Now we get the desired results. In this analysis now only rows with "Inserted event = 1" are used for calculating the aggregations.
Gap filling - "LOCF" (Timescale only)
Another very useful feature in our Dataset Builder is gap filling. If you are combining multiple columns (especially if they are from different events) it will happen that there are entries in the datasets which are empty.
In some cases, it makes sense to fill up these gaps within a column. e.g. if your machines only send changes of their state. Because these attributes do not change in between and are therefore not sent in a frequent manner. But for some analyses or visualisations you maybe want to have entries in each row.

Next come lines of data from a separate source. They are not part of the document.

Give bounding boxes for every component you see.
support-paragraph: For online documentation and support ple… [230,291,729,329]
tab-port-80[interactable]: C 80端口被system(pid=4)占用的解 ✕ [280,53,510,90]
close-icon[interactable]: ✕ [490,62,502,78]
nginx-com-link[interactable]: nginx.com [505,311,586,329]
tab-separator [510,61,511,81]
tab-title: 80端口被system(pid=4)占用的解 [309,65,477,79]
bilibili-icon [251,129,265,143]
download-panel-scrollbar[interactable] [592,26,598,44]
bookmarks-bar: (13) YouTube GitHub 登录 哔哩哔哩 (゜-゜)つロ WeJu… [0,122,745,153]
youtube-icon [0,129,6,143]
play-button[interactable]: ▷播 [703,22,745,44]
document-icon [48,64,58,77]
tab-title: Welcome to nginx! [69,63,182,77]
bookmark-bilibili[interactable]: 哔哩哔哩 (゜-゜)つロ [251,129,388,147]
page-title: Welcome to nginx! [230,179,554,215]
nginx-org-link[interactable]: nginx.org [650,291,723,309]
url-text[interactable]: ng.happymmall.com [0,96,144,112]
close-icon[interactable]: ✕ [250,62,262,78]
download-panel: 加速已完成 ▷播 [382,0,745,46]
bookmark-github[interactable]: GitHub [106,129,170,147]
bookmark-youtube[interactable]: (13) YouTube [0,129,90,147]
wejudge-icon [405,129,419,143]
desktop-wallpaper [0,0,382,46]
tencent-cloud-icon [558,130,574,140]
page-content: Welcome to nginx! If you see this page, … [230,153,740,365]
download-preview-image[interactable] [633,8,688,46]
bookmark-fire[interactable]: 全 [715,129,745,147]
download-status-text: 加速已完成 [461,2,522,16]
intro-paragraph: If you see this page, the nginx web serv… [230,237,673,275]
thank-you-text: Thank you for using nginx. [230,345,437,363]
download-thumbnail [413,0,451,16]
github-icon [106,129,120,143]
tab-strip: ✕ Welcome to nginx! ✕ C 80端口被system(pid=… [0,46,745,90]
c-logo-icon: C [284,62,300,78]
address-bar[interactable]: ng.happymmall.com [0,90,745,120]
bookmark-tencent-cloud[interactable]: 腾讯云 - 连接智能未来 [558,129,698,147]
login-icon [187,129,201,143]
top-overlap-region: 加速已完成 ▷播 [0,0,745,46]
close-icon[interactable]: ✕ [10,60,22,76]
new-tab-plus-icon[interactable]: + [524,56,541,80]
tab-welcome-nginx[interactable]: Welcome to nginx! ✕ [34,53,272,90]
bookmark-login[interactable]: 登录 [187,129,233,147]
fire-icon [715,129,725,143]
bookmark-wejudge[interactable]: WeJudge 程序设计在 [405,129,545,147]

To do this gap-filling you have to enable the LOCF (Last Observation Carried Forward) option in the Dataset Builder. This fills up the empty entries with the previous entry in respect of time. So sorting doesn't have any influence on the gap filling. In the picture below you can see our previous dataset using the gap-filling feature.
This feature is only available in environments using the Timescale database.
When is gap-filling applied?
One thing to know about the gap-filling in combination with filters, aggregations, and groupings is the order of applying these things to the data.
Usually, groupings and aggregations are applied first, then all filters (except you are doing the trick with disabling Show data; see Filtering data instead of results above), and then the gap-filling is applied.
Previous value
Some datapoints are not sent in a frequent manner and then it can be the case that a dataset doesn't have an initial value, or even no value for the selected timeframe. To give a solution for this problem we added the possibility to use "Previous Value". When this feature is activated for a datapoint, the first occurrence of a value, before the datasets timeframe is used.
The "Previous Value" can also be combined with gap-filling in order to have a value for each row of the dataset (provided that the datapoint ever received data).
If the selected datapoint never received data before the timeframe of the dataset "No data" will still be shown.
It is strongly suggested to use a timestamp column with a filter when using this feature!
Auto refresh in dataset editor
In the Dataset editor, you have the possibility to disable the auto-refresh behavior through the "AUTOREFRESH" toggle button. When the auto-refresh is deactivated, the data will not be reloaded when different actions are made at the dataset level like (columns, filters, or aggregations updates). But you can manually trigger a refresh from the button available at the top-right of the dataset editor . This button will be colored in red when the auto-refresh is deactivated.